On ne doit pas s’étonner que cette loi, une fois promulguée, n’ait plus été abolie : les Romains étaient conservateurs de nature, et il leur répugnait de rien changer aux institutions du passé. Ce n’est pas sans raison que Tertullien les sollicite de porter la cognée dans leur forêt épaisse de règlemens et de décrets, et d’y faire pénétrer un peu de jour ; mais ils ne s’y résignaient pas volontiers ; on comprend donc qu’ils aient laissé subsister la loi contre les chrétiens avec toutes les autres. Seulement, comme on ne l’appliquait pas toujours, qu’elle était peut-être obscure dans son texte, ou par quelque autre motif que nous ignorons, nous voyons des doutes et des scrupules naître parfois dans l’esprit de ceux qui étaient chargés de l’exécuter. Pline, quand il fut gouverneur de la Bithynie, éprouva le besoin de demander à ce sujet des instructions plus précises à l’empereur ; il le pria de lui faire savoir comment il devait se conduire à l’égard des chrétiens. Trajan répondit : « Il ne faut pas faire de recherches contre eux ; mais, s’ils sont accusés et convaincus, il faut les punir : conquirendi non sunt ; si deferantur et arguantnr, puniendi sunt. La justice avait donc alors deux moyens d’atteindre les coupables : ou bien le magistrat les poursuivait d’office, ou les particuliers se chargeaient de les déférer aux tribunaux. En ordonnant aux magistrats de s’abstenir de toute recherche, l’empereur supprime la moitié du danger que les chrétiens peuvent courir, l’état ne prendra plus désormais l’initiative de les poursuivre ; mais ils restent exposés aux vengeances et aux rancunes particulières ; et s’il arrive, comme dans l’affaire de Ptolémée, que quelqu’un les traduise en justice (si deferantur) s’il prouve qu’ils sont bien chrétiens (et arguantur), l’affaire doit suivre son cours et être jugée selon les lois. Quelque dure que paraisse en somme la décision de Trajan, et quoiqu’elle laisse les chrétiens exposés à de grands périls, je crois qu’ils avaient raison de prétendre qu’elle rendait leur situation un peu moins mauvaise[1].

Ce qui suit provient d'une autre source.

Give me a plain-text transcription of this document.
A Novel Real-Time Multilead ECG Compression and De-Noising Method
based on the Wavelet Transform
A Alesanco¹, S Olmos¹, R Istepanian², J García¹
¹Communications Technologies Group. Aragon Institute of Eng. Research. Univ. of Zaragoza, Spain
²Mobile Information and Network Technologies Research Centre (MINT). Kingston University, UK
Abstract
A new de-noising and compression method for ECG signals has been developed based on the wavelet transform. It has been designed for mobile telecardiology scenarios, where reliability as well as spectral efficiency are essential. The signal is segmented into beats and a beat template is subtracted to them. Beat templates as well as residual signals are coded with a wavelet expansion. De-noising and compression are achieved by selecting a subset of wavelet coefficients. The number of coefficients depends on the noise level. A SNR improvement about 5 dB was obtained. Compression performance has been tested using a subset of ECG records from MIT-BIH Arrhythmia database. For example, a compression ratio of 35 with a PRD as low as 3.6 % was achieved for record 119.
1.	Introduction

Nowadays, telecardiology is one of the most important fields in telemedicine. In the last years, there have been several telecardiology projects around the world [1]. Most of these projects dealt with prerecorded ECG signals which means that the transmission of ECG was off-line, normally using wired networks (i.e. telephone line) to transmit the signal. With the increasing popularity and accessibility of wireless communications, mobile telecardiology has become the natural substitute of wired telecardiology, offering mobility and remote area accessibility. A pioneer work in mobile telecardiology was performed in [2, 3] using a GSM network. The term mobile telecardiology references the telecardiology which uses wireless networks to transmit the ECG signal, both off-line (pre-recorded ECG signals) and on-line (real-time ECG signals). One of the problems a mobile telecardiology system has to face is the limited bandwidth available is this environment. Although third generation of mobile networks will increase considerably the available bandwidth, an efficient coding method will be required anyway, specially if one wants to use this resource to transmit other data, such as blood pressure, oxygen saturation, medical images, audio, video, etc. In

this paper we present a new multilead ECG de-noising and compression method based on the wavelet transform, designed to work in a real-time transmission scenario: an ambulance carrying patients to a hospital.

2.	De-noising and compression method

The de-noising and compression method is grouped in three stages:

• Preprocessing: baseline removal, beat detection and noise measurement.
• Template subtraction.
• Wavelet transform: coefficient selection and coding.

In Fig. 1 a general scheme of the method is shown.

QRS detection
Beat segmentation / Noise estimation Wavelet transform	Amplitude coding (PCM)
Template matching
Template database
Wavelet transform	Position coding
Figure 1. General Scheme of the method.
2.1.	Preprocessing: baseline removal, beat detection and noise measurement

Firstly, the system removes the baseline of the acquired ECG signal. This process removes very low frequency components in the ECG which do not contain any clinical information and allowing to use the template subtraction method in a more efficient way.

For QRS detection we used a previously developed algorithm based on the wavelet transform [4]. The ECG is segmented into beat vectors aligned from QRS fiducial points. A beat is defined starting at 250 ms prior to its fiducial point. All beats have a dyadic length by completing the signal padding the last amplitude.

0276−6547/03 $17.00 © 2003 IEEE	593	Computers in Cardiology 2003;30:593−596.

  1. La lettre de Trajan a été, on le comprend, interprétée de diverses façons. Overbeck, dans ses Studien sur Geschichte der alten Kirche, prétend que la tradition chrétienne s’est grossièrement trompée et qu’elle a regardé comme ayant arrêté la persécution un acte qui l’a précisément commencée. Comme il ne croit pas qu’il y ait en aucune poursuite régulière contre les chrétiens avant Trajan, il pense que ce prince fixa définitivement la procédure qu’il fallait suivre à leur égard, en sorte que sa lettre fut le principe et la règle de toutes les persécutions qui ont suivi. M. Edouard Cuq, dans son mémoire sur le Conseil des empereurs d’Auguste à Dioclétien, montre au contraire que Trajan n’entend pas poser de règle invariable, fonder un principe de jurisprudence ; il se réserve de statuer selon les circonstances, et il engage Pline à faire comme lui. « Il ne veut pas déclarer que le nom de chrétien constitue un délit, ce qui autoriserait les magistrats à poursuivre d’office, il permet seulement de punir ceux qui seront dénoncés régulièrement des flagitia inhœrentia nomini, de scelus aliquod. » C’est ce qu’il ne m’est pas possible de croire. Si les chrétiens étaient régulièrement accusés d’un crime, il me semble qu’on ne pourrait les relâcher qu’après qu’ils auraient établi qu’ils en sont innocens ; or Trajan dit formellement qu’il suffit, pour qu’on ne les poursuive pas, qu’ils affirment qu’ils ne sont pas chrétiens ou qu’ils ont cessé de l’être, et qu’ils le prouvent en sacrifiant aux dieux. D’où la conclusion qu’on ne les avait accusés que d’être chrétiens.